I have a long running Python script that takes 1-2 hours to complete. It's running on a 4gb container with 1 CPU.
The script fetches and processes data in a for loop. Something like the following:
for i in ENOUGH_API_CALLS_TO_TAKE_2_HOURS:
data = fetch_data()
process_data(data)
The 4gb container crashes halfway through script execution due to lack of memory. There's no way any individual API call comes close to retrieving 4gb of data though.
After using tracemalloc
to debug, I think Python is slowly eating memory on each API call without releasing it back to the OS. Eventually crashing the process by exceeding memory limits.
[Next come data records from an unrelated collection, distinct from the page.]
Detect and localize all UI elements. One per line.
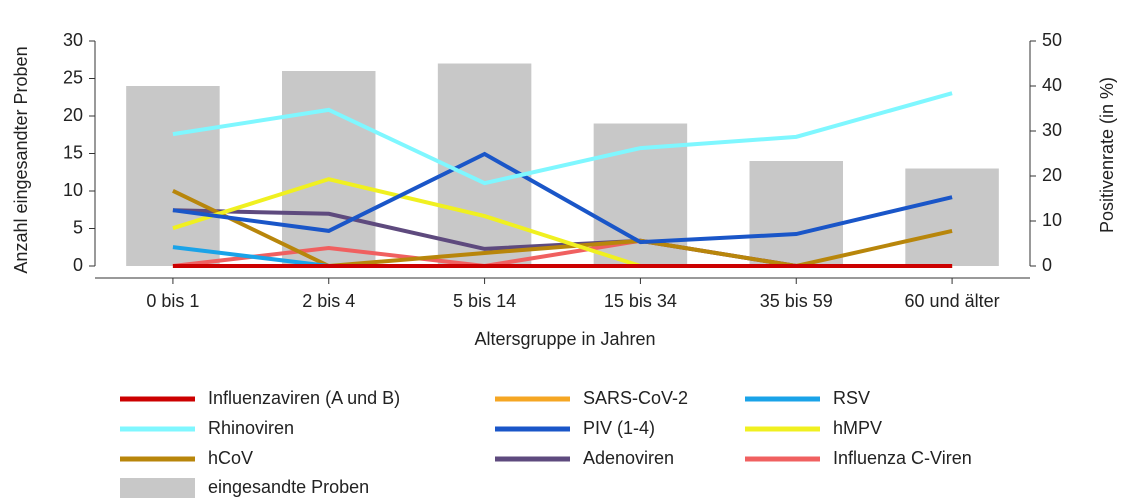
y-axis-title: Anzahl eingesandter Proben xyxy=(11,46,31,273)
line xyxy=(172,189,953,269)
legend-label: hCoV xyxy=(208,448,253,468)
legend-label: Influenzaviren (A und B) xyxy=(208,388,400,408)
x-axis-title: Altersgruppe in Jahren xyxy=(474,329,655,349)
y2-tick-label: 10 xyxy=(1042,210,1062,230)
y2-tick-label: 50 xyxy=(1042,30,1062,50)
x-tick-label: 60 und älter xyxy=(905,291,1000,311)
y-tick-label: 10 xyxy=(63,180,83,200)
legend-swatch xyxy=(120,478,195,498)
y-tick-label: 15 xyxy=(63,142,83,162)
y-tick-label: 5 xyxy=(73,217,83,237)
legend-label: Rhinoviren xyxy=(208,418,294,438)
legend-label: PIV (1-4) xyxy=(583,418,655,438)
bar xyxy=(905,168,999,266)
y-tick-label: 25 xyxy=(63,67,83,87)
legend-label: Adenoviren xyxy=(583,448,674,468)
bar xyxy=(437,63,532,266)
x-tick-label: 5 bis 14 xyxy=(453,291,516,311)
y-tick-label: 20 xyxy=(63,105,83,125)
legend-label: RSV xyxy=(833,388,870,408)
x-tick-label: 0 bis 1 xyxy=(146,291,199,311)
y2-tick-label: 40 xyxy=(1042,75,1062,95)
legend-label: hMPV xyxy=(833,418,882,438)
legend-label: Influenza C-Viren xyxy=(833,448,972,468)
legend-label: SARS-CoV-2 xyxy=(583,388,688,408)
x-tick-label: 35 bis 59 xyxy=(760,291,833,311)
bar xyxy=(126,86,220,266)
y2-axis-title: Positivenrate (in %) xyxy=(1097,77,1117,233)
y2-tick-label: 0 xyxy=(1042,255,1052,275)
line xyxy=(172,91,953,186)
bar xyxy=(749,161,843,266)
line xyxy=(172,151,953,245)
x-tick-label: 2 bis 4 xyxy=(302,291,355,311)
y2-tick-label: 20 xyxy=(1042,165,1062,185)
y-tick-label: 0 xyxy=(73,255,83,275)
y-tick-label: 30 xyxy=(63,30,83,50)
bar xyxy=(282,71,376,266)
y2-tick-label: 30 xyxy=(1042,120,1062,140)
legend-label: eingesandte Proben xyxy=(208,477,369,497)
x-tick-label: 15 bis 34 xyxy=(604,291,677,311)
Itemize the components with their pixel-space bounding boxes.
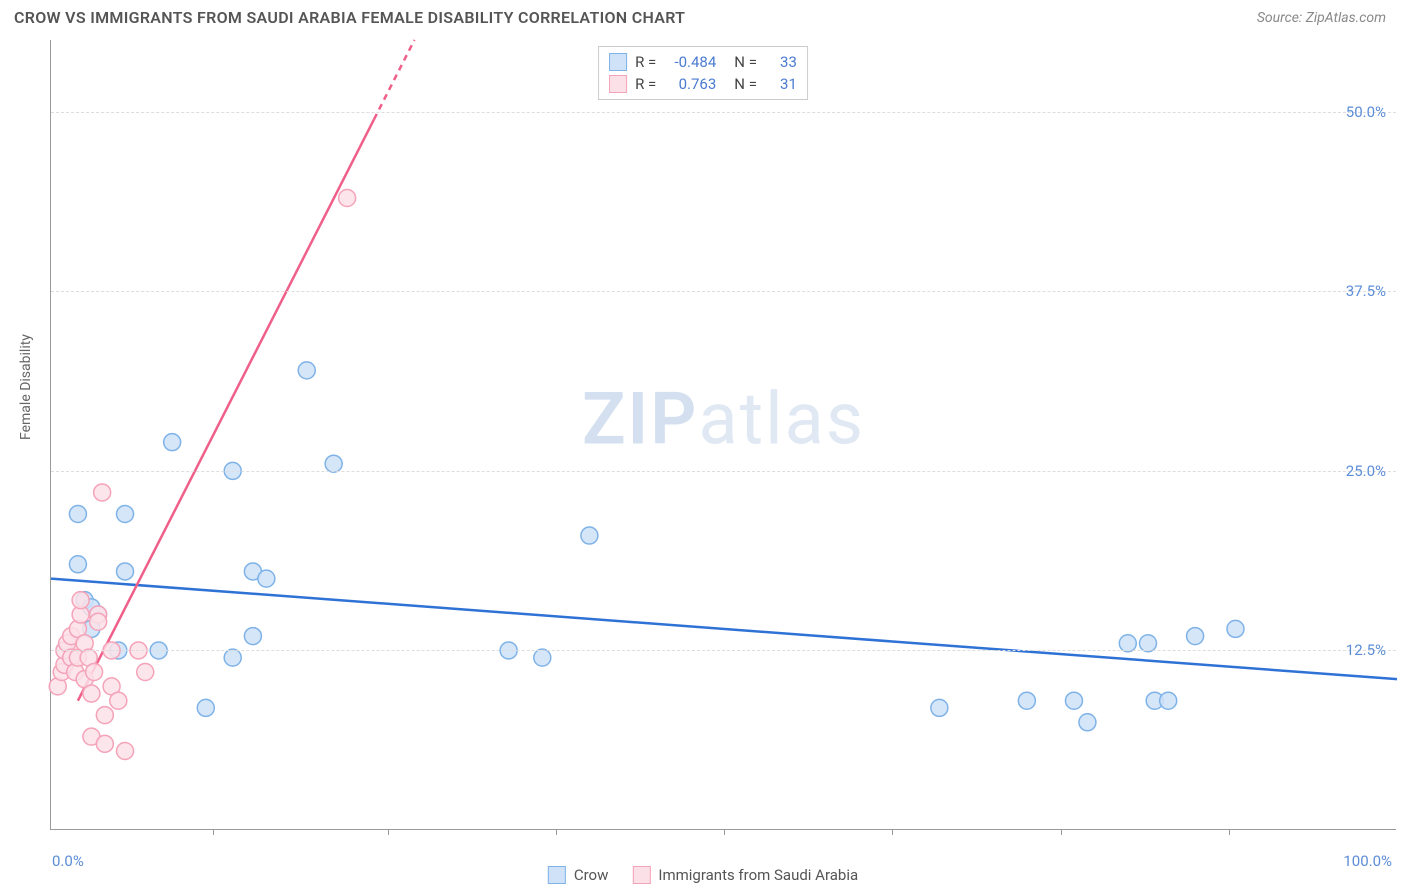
x-tick — [1229, 829, 1230, 835]
n-value: 33 — [769, 53, 797, 71]
x-max-label: 100.0% — [1343, 852, 1392, 870]
source-label: Source: ZipAtlas.com — [1257, 10, 1386, 26]
y-axis-title: Female Disability — [18, 334, 34, 440]
r-value: 0.763 — [668, 75, 716, 93]
r-value: -0.484 — [668, 53, 716, 71]
legend-swatch — [548, 866, 566, 884]
scatter-svg — [51, 40, 1396, 829]
legend-label: Crow — [574, 866, 609, 884]
x-min-label: 0.0% — [52, 852, 84, 870]
stats-legend: R = -0.484 N = 33 R = 0.763 N = 31 — [598, 46, 808, 100]
stats-legend-row: R = -0.484 N = 33 — [609, 51, 797, 73]
legend-swatch — [632, 866, 650, 884]
chart-plot-area: ZIPatlas 12.5%25.0%37.5%50.0% — [50, 40, 1396, 830]
x-tick — [892, 829, 893, 835]
legend-label: Immigrants from Saudi Arabia — [658, 866, 858, 884]
r-label: R = — [635, 53, 656, 71]
stats-legend-row: R = 0.763 N = 31 — [609, 73, 797, 95]
n-value: 31 — [769, 75, 797, 93]
gridline — [51, 471, 1396, 472]
x-tick — [213, 829, 214, 835]
chart-title: CROW VS IMMIGRANTS FROM SAUDI ARABIA FEM… — [14, 8, 685, 27]
gridline — [51, 291, 1396, 292]
legend-swatch — [609, 53, 627, 71]
gridline — [51, 112, 1396, 113]
legend-swatch — [609, 75, 627, 93]
y-tick-label: 37.5% — [1346, 282, 1386, 300]
x-tick — [388, 829, 389, 835]
n-label: N = — [734, 75, 757, 93]
n-label: N = — [734, 53, 757, 71]
legend-item: Immigrants from Saudi Arabia — [632, 866, 858, 884]
x-tick — [556, 829, 557, 835]
gridline — [51, 650, 1396, 651]
y-tick-label: 50.0% — [1346, 103, 1386, 121]
r-label: R = — [635, 75, 656, 93]
x-tick — [1061, 829, 1062, 835]
series-legend: Crow Immigrants from Saudi Arabia — [548, 866, 858, 884]
x-tick — [724, 829, 725, 835]
legend-item: Crow — [548, 866, 609, 884]
y-tick-label: 12.5% — [1346, 641, 1386, 659]
y-tick-label: 25.0% — [1346, 462, 1386, 480]
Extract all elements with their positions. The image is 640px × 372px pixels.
I've read threads that discuss using multiprocessing to ensure memory gets released when tasks complete. But here I only have 1 CPU so I don't have a second processor to work with.
Is there any other way to release memory back to the OS from inside my main thread?
Note I've tried gc.collect()
without any success.
Multiprocessing does not require you to have multiple physical or logical CPUs. If you look at the task manager on your PC, there are almost certainly more processes running than you have cores or threads.
In this case, your single processor can only be actively working on one task at a time, but it can switch back and forth with a little overhead. This will perhaps extend the overall runtime a bit, but it does solve the problem about eating up resources.
Have you verified that you are actually running out of memory (e.g. by checking logs on your container, or watching the memory usage of your python process in real time)? If you're not sure, it might be valuable to spend time confirming that this is the problem before digging into updating the code into something that will likely be slower (due to the overhead of spawning child processes).